Ma distruggere il corpo vuol dire dare inizio ad un conflitto che poi andrà avanti per conto suo.
La mente che cerca di imporsi al corpo, punendolo o distruggendolo, è cieca.
Nella vita le cose cambiano, ma se in un momento di disperazione voi sopprimete il corpo, scompare qualsiasi possibilità che la situazione cambi e accada qualcos’altro.
Avete provocato un corto circuito. Anche se talvolta il suicidio può apparire come la cosa più logica e ovvia in una situazione senza alternative, in realtà non è affatto una soluzione.
Questo va assolutamente capito, altrimenti di fronte ad una sofferenza tremenda o si muore sul colpo o ci si uccide.
Ho passato dei momenti nella mia vita in cui l’universo che mi ero creato è completamente crollato. In quei momenti pensavo: questa è la fine, il mio mondo è scomparso, sono finito.
Hai come la sensazione che non esista più l’intero universo e tu sia rimasto solo. Sei l’unico sopravvissuto sulla terra.
Molti in queste condizioni, quando non gli rimane più nulla e la vita sembra non avere più nessun scopo, si uccidono.

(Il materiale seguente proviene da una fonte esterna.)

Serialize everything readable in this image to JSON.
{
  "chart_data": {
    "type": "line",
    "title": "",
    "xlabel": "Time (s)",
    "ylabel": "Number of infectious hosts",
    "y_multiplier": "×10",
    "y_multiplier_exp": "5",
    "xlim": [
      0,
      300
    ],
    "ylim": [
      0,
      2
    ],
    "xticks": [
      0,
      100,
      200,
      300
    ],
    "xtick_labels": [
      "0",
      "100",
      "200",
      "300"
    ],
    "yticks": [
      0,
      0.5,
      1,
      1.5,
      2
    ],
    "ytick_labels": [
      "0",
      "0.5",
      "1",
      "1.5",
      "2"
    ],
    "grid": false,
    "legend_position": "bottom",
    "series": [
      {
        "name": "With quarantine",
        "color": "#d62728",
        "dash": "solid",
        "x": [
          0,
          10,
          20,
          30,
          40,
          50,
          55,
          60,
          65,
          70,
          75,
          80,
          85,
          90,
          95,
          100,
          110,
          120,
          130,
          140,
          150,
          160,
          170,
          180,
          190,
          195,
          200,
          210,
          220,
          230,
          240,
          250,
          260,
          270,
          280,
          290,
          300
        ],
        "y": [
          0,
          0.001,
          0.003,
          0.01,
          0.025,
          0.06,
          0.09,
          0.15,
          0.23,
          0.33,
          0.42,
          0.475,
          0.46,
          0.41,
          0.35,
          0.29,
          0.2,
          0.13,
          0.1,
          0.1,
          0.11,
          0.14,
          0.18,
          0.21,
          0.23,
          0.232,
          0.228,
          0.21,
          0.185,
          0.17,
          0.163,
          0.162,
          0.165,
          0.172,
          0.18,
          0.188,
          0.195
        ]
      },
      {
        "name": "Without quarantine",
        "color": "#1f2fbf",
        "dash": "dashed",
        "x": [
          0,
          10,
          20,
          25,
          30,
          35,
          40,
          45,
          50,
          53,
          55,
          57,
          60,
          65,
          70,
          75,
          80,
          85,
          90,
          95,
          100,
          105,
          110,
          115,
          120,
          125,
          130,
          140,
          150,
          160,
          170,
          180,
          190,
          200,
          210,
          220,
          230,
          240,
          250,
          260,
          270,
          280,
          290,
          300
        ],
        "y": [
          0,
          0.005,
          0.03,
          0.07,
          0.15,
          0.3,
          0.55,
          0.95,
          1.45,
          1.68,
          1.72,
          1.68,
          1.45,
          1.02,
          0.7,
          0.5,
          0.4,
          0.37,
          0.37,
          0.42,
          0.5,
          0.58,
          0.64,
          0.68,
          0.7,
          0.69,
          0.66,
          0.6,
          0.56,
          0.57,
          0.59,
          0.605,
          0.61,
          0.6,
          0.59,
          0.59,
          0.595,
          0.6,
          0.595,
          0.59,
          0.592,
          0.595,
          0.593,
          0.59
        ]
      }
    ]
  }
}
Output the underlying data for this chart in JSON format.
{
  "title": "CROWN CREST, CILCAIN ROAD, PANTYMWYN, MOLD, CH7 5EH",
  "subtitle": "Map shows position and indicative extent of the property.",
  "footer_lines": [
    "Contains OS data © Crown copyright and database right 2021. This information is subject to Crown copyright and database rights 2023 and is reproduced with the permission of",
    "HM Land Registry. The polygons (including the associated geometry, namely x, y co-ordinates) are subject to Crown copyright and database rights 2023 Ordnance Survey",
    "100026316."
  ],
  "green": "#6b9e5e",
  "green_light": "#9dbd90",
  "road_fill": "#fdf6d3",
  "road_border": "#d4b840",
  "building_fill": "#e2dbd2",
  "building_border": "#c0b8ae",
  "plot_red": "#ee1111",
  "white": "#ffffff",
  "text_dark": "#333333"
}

Quello che posso dire io è che il passare attraverso una sofferenza tremenda, riuscendo a superarla, mi ha sempre dato una forza straordinaria. Affrontare il dolore vuol dire non sottrarsi ad esso, non avere la minima speranza di superarlo. E quando non c’è speranza, né il minimo tentativo di fuga, allora c’è solo il dolore e forse questo dolore può subire una trasformazione.
Ma se voi aspettate che avvenga una trasformazione, se dite : sto soffrendo, rinuncio all’idea di uccidermi perché qualcosa cambierà, allora state impedendo che quella trasformazione avvenga sul serio.
Potete mettere da parte la vostra speranza? Dimenticatevi di quello che accadrà. Lasciate perdere ogni speranza di entrare in contatto con quell’energia. Può darsi che Dio esista, può darsi che esista qualcosa al di là della vostra immaginazione, ma proprio la vostra speranza crea una separazione tra voi e quell’energia, tra voi e una trasformazione.
Il problema non è l’esistenza di Dio e neanche che esista o meno la possibilità di una trasformazione; la questione veramente importante è un’altra: qual è la natura della vostra speranza?
Speranza significa preoccuparsi del futuro; la speranza è una creazione del tempo e dà continuità al tempo.
Non vi permetterà mai di arrivare là dove finisce il continuo spazio-temporale. La speranza può anche essere la cosa più naturale di questo mondo, ma implica lo spazio e il tempo.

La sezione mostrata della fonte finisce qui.